Dossier : IMM-524-17

Référence : 2017 CF 681

[TRADUCTION FRANÇAISE]

Toronto (Ontario), le 13 juillet 2017

En présence de monsieur le juge Brown

ENTRE :

BULENT BALCI

demandeur

et

LE MINISTRE DE L’IMMIGRATION, DES RÉFUGIÉS ET DE LA CITOYENNETÉ

défendeur

JUGEMENT ET MOTIFS

VU la demande de contrôle judiciaire, présentée par Bulent Balci [le demandeur] au titre du paragraphe 72(1) de la Loi sur l’immigration et la protection des réfugiés, LC 2001, c 27 [la LIPR], à l’égard de l’évaluation défavorable rendue par un agent d’immigration principal [l’agent d’ERAR] le 27 janvier 2017 en réponse à sa demande d’examen des risques avant renvoi [ERAR];

ET APRÈS avoir pris connaissance des actes de procédure et après avoir entendu les allégations des avocats des parties;

ET APRÈS avoir examiné les motifs pour lesquels le juge James Russell de la Cour fédérale a accueilli, le 14 février 2017, la requête en sursis d’exécution de la mesure de renvoi dont le demandeur faisait l’objet. Voici ce que le juge Russell a déclaré :

[TRADUCTION]

1.    Le demandeur a soulevé plusieurs motifs relativement à des questions sérieuses. Et, compte tenu du seuil peu élevé applicable à la présente requête (ni frivole ni vexatoire), je conclus qu’on a démontré l’existence d’une question grave. Par exemple, l’agent a omis de prendre en compte que, bien que la Section de la protection des réfugiés [la SPR] eût conclu que le demandeur est un Kurde alévi intégré à la société turque, la collaboration récente du demandeur avec le Parti démocratique populaire [le HDP] (l’agent semble reconnaître qu’il en est à tout le moins membre) signifie qu’il affirme son identité kurde de façon plus forte que lorsqu’il a présenté sa demande antérieure. J’estime également qu’il n’est ni frivole ni vexatoire de la part du demandeur de prétendre que l’agent a interprété la preuve de façon sélective lorsqu’il a examiné les risques auxquels sont exposées les personnes qui, comme le demandeur, sont des Kurdes engagés politiquement. Le demandeur souligne que l’agent était saisi d’éléments de preuve démontrant que les Kurdes assimilés, même dans les villes de l’ouest, sont exposés à des risques. Le bulletin du UK Home Office Country Information de mars 2016 renvoie au bulletin du Minority Rights Group International de septembre 2015 pour affirmer que 1 260 membres du HDP ont été mis en détention, notamment des « membres de sections de district et de sections provinciales du HDP » ainsi que des membres plus connus. Le demandeur est membre d’une section provinciale, et des cas de brutalité policière et de violence collective envers les Kurdes ont été rapportés.

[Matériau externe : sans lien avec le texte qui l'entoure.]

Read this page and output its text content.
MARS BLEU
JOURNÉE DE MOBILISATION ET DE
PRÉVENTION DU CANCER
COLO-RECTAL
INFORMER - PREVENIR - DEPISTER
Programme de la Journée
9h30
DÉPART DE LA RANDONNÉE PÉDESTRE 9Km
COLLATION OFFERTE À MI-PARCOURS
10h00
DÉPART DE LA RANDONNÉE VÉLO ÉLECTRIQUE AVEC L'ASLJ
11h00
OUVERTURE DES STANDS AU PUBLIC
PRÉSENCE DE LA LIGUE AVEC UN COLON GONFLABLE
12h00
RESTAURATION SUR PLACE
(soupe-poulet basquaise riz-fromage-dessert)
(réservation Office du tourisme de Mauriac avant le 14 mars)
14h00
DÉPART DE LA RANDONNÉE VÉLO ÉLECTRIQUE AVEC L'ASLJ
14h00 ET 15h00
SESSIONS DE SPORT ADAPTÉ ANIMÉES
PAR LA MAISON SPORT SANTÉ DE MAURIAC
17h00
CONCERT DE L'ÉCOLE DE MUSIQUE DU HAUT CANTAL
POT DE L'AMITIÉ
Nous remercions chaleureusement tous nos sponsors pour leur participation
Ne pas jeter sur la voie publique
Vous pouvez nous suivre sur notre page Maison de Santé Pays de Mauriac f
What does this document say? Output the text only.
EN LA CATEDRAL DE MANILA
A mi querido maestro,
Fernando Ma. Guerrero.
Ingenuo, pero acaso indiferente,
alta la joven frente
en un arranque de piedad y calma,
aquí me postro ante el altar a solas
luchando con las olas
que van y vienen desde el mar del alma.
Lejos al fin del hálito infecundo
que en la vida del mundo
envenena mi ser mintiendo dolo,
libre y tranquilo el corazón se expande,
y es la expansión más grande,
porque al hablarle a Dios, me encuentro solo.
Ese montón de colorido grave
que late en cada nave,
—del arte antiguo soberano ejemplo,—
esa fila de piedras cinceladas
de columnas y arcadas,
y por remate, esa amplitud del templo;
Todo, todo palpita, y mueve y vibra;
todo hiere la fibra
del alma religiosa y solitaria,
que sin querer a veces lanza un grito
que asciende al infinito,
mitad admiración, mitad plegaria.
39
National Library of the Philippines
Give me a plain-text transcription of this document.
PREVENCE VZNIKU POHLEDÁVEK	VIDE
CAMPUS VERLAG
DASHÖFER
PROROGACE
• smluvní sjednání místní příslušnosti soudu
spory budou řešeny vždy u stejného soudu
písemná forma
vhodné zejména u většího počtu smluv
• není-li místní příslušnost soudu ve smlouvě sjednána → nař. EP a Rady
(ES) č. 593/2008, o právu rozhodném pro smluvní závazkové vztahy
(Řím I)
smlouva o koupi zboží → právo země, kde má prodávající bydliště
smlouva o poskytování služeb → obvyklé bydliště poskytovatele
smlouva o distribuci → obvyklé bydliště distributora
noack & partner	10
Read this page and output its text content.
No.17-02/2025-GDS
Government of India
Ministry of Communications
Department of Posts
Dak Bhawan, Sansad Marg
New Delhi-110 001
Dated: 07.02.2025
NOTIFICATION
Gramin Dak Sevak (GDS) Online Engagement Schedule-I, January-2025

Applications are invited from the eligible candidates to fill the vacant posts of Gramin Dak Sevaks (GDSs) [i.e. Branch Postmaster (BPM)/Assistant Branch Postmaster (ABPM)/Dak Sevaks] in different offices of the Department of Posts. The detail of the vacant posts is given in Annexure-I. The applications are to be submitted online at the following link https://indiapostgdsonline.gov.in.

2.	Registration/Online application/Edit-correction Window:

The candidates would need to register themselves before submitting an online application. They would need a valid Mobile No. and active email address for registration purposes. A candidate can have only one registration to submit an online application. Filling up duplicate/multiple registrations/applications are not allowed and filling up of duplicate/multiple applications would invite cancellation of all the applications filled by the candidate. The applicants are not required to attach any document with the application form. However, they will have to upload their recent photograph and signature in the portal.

2.    Le demandeur est membre du HDP et son épouse a été déclarée coupable en Turquie d’avoir orchestré des manifestations illégales en soutien à des organisations illégales, notamment le Parti des travailleurs du Kurdistan [le PKK] et le Parti-Front de libération du peuple révolutionnaire [le DHKP/C]. Afin d’éviter la peine imposée, le demandeur et son épouse se sont enfuis au Canada. Cela me semble rehausser de façon importante le profil du demandeur à titre de membre du HDP et l’expose ainsi à des risques réels à son retour. L’épouse du demandeur prétend que le demandeur a participé aux manifestations.

3.    Selon un reportage d’Al Jazeera, diffusé en juillet 2016, des gens ont dû mettre sur pied des unités d’autodéfense afin de se protéger contre les bandes du Parti pour la justice et le développement (AKP), et les groupes les plus vulnérables sont les « femmes, les alévis et les Kurdes ».

ET APRÈS avoir décidé que la présente demande devrait être accueillie pour les motifs suivants :

  1. Le demandeur est un citoyen turc d’origine kurde, de confession alévie, qui provient de la région centrale du pays. Il est arrivé au Canada en 2001 et il a présenté une demande d’asile qui a été rejetée le 2 juin 2003 par la Section de la protection des réfugiés [la SPR] pour un certain nombre de raisons, notamment le manque de crédibilité.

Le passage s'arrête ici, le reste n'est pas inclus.